On June 1, the Daewoo management again petitioned the provincial government for the payment of dues saying it might not be able to operate the bus service due to insufficient funds.
Bus service operators ask govt to immediately clear Rs1bn dues
Saying its dues total Rs754 million, the company warned it would close operation anytime as “non-payment of money has perpetrated severe financial stress on it.”
Daewoo had earlier asked the government to resolve the issue on three occasions, first on April 27 and later on May 17 and May 23.
On May 23, it requested caretaker Chief Minister Mohammad Azam Khan to intervene to resolve its liabilities issue.
Its latest letter, which is addressed to the chief minister, said, “In continuation with utmost urgent matter, it is bringing to his notice an alarming issue of great significance. The TransPeshawar, a subsidiary of KP Urban Mobility Authority and government entity responsible for overseeing mass transit in the province, is currently breaching the executed contract.
Despite repeated requests and reminders, it has neglected to release due payments to us,” it said.
Daewoo added that the outstanding amount had escalated to Rs754 million inclusive of invoiced amount for the months of February, March, April and May.
It said that numerous meetings and correspondences had taken place to convey the profound concerns to the authorities regarding non-payment of dues but regrettably, all those efforts had gone to waste as the issue remained unaddressed.

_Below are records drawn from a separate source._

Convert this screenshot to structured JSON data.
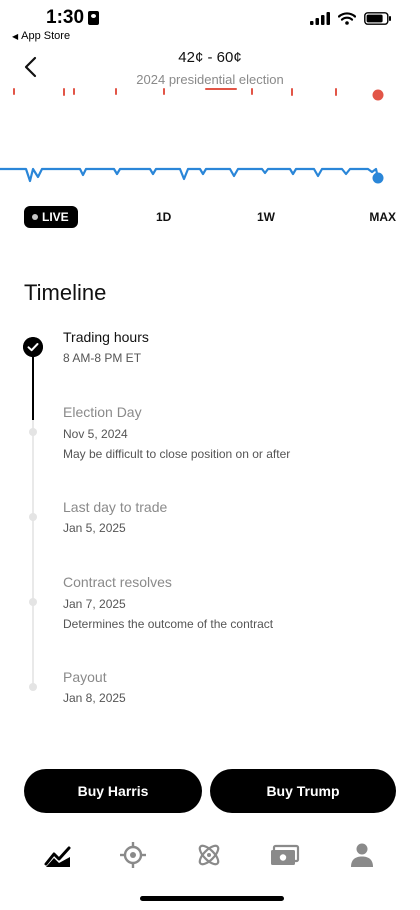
{
  "status_bar": {
    "time": "1:30",
    "back_app_label": "App Store"
  },
  "header": {
    "title": "42¢ - 60¢",
    "subtitle": "2024 presidential election"
  },
  "chart_colors": {
    "blue_line": "#2a86d8",
    "red_marks": "#e25547"
  },
  "ranges": {
    "live": "LIVE",
    "day": "1D",
    "week": "1W",
    "max": "MAX",
    "selected": "LIVE"
  },
  "timeline": {
    "title": "Timeline",
    "steps": [
      {
        "title": "Trading hours",
        "lines": [
          "8 AM-8 PM ET"
        ],
        "completed": true
      },
      {
        "title": "Election Day",
        "lines": [
          "Nov 5, 2024",
          "May be difficult to close position on or after"
        ],
        "completed": false
      },
      {
        "title": "Last day to trade",
        "lines": [
          "Jan 5, 2025"
        ],
        "completed": false
      },
      {
        "title": "Contract resolves",
        "lines": [
          "Jan 7, 2025",
          "Determines the outcome of the contract"
        ],
        "completed": false
      },
      {
        "title": "Payout",
        "lines": [
          "Jan 8, 2025"
        ],
        "completed": false
      }
    ]
  },
  "actions": {
    "buy_harris": "Buy Harris",
    "buy_trump": "Buy Trump"
  },
  "tab_bar": {
    "items": [
      "chart-icon",
      "target-icon",
      "atom-icon",
      "cash-icon",
      "person-icon"
    ],
    "active": "chart-icon"
  }
}
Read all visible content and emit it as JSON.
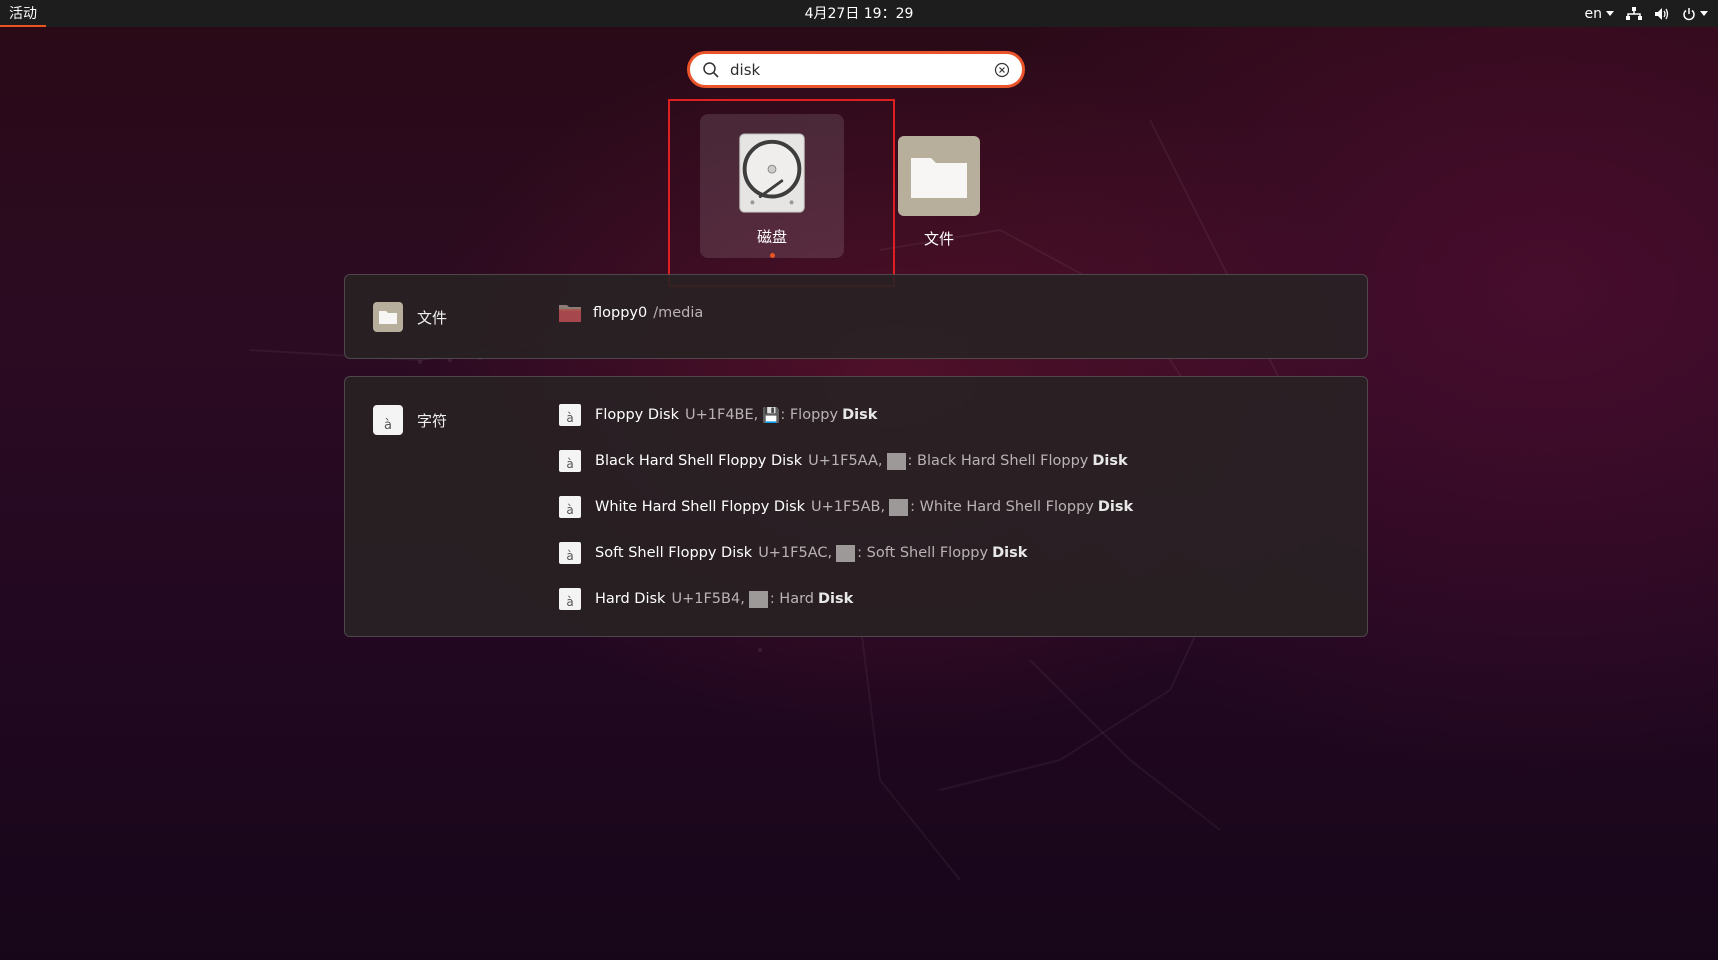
{
  "topbar": {
    "activities": "活动",
    "clock": "4月27日  19：29",
    "lang": "en"
  },
  "search": {
    "value": "disk",
    "placeholder": ""
  },
  "apps": [
    {
      "label": "磁盘",
      "running": true,
      "icon": "disk-drive-icon"
    },
    {
      "label": "文件",
      "running": false,
      "icon": "folder-icon"
    }
  ],
  "files_panel": {
    "provider": "文件",
    "results": [
      {
        "name": "floppy0",
        "path": "/media"
      }
    ]
  },
  "chars_panel": {
    "provider": "字符",
    "results": [
      {
        "name": "Floppy Disk",
        "code": "U+1F4BE,",
        "glyph": "💾",
        "desc": ": Floppy",
        "match": "Disk"
      },
      {
        "name": "Black Hard Shell Floppy Disk",
        "code": "U+1F5AA,",
        "glyph": "",
        "desc": ": Black Hard Shell Floppy",
        "match": "Disk"
      },
      {
        "name": "White Hard Shell Floppy Disk",
        "code": "U+1F5AB,",
        "glyph": "",
        "desc": ": White Hard Shell Floppy",
        "match": "Disk"
      },
      {
        "name": "Soft Shell Floppy Disk",
        "code": "U+1F5AC,",
        "glyph": "",
        "desc": ": Soft Shell Floppy",
        "match": "Disk"
      },
      {
        "name": "Hard Disk",
        "code": "U+1F5B4,",
        "glyph": "",
        "desc": ": Hard",
        "match": "Disk"
      }
    ],
    "icon_glyph": "à"
  },
  "colors": {
    "accent": "#e95420",
    "highlight": "#e02020",
    "topbar": "#1d1d1d"
  }
}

“These funds are essential for the procurement of diesel, lubricants and parts well as for covering expenses related to electricity and salaries. Timely disbursement of payments as stipulated in the contract is essential for meeting these obligations,” it said.
Two senior officials Dawn spoke to feared that further delay in the clearing of dues was likely to cause the suspension of the bus service.
“The imminent closure of service is lurking just around the corner,” a senior official said.
He said that the TransPeshawar, the government owned company, responsible for the management of the mass transit had over Rs450 million in its accounts.
The official said the company had asked for the finance department for another Rs400 million, which is likely to be released very soon.
Another official, who declined to be identified, said that under the contract, around 90 per cent of invoices submitted by the companies should have to be cleared within 10 days.
He, however, said payments were being delayed without any cogent reason.
The official said companies usually had the credit line from banks to meet short term liabilities but prolonged delay in payment was like a recipe for disaster for them.
“No one has such a huge war chest to meet the burgeoning liabilities in this economy,” he said.
An official told Dawn that some “influential” people wanted to cancel Daewoo’s BRT lease to award it to another firm.
The documents available with Dawn show that another summary was in circulation to change the composition of the TransPeshawar board of directors by making the provincial minister for transport and mass transit as its chairman in violation of Section l of the Fit and Proper Persons criteria of Public Sector Companies (Corporate Governance Rules) 2013, which barred someone with a conflict of interest including political office holders whether or not in a legislative role to be appointed as director.
Transport and mass transit secretary Zakaullah Khattak did not respond to the calls and texts of this correspondent.